5. Once the proposal is submitted on-chain, the proponent receives a proposal ID, which they must submit to the forum thread so all participants know which proposal to vote on.
6. Voting starts immediately after proposal submission.
7. Each group member has one vote.
8. Group members can cast their votes on the PollingFtso voting contract, using the proposal ID provided by the proponent on the discussion thread. The address of the contract will be present in a prominent place in the forum.
9. Voting lasts for 48h.
10. Proposals can also be submitted by the Flare Foundation.
Voting conditions

A vote only passes if both these conditions are met:
1. Quorum condition (threshold): 66% of the current number of members of the management group must cast a vote.
2. Majority condition: More than 50% of the current number of members of the management group vote for the proposal.
Voting results
1. If the chill proposal passes, the Flare Foundation chills the proposed FTSO data provider.
2. The Flare Foundation reserves the right to not act upon the results of the voting.

2.3 Chill Effects

When a provider is chilled for the first time, it is removed from the FTSO data providers whitelist and it cannot re-apply for 2 FTSO reward epochs. When providers are punished in this way, they cannot submit prices, get rewards or participate in the FTSO management group.

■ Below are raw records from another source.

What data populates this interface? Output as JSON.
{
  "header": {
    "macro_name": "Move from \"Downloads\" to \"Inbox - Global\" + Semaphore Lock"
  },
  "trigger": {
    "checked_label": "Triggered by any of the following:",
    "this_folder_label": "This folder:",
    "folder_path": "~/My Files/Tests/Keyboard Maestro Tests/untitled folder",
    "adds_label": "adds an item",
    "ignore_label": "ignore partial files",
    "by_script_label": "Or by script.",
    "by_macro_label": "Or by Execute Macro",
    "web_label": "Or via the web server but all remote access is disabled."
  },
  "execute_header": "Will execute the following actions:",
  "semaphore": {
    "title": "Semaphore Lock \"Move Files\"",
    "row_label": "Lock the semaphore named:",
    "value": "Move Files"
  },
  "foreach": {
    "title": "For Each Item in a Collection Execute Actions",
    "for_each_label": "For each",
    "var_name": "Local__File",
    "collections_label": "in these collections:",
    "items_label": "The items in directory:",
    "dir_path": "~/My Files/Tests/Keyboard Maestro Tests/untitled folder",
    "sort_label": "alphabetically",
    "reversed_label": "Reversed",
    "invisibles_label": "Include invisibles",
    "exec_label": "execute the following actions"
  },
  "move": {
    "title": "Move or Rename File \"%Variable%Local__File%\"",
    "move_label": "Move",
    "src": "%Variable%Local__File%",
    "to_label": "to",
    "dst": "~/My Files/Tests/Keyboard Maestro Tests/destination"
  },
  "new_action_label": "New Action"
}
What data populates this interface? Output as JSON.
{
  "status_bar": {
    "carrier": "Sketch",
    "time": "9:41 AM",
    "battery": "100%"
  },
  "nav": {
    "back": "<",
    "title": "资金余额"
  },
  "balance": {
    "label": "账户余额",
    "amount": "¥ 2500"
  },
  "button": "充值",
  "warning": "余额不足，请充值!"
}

After this chill period, the provider can re-apply for the whitelist.
When a provider is chilled for the second time, it is permanently banned from the whitelist.

3. Link to Code Repository

A web forum will be available at the address https://forum.flare.network, hosted by the Flare Foundation.

A new contract called PollingFtso will be deployed to take care of voting on chill proposals.

Right after deploying it, a call will be made to the setMaintainer method to set the maintainer of the contract. This will be the only address authorized to add and remove management group members, and to change parameters.

4. Proposed Implementation Date Range

Implementation is expected to start shortly after the voting finishes and be completed quickly.

Because of the urgent need to add a regulatory mechanism to the FTSO data provider community, this proposal is being simultaneously submitted to the Flare (FIP.02) and Songbird networks (STP.03).

5. Duration of the Proposed Changes

The FTSO management group will operate under the proposed conditions only until a staking mechanism for data providers is implemented.

6. Voting Details

To pass, the proposal requires a simple majority of votes in favor of it.

7. Deadline for Voting

One week after the proposal is published in the Flare Portal.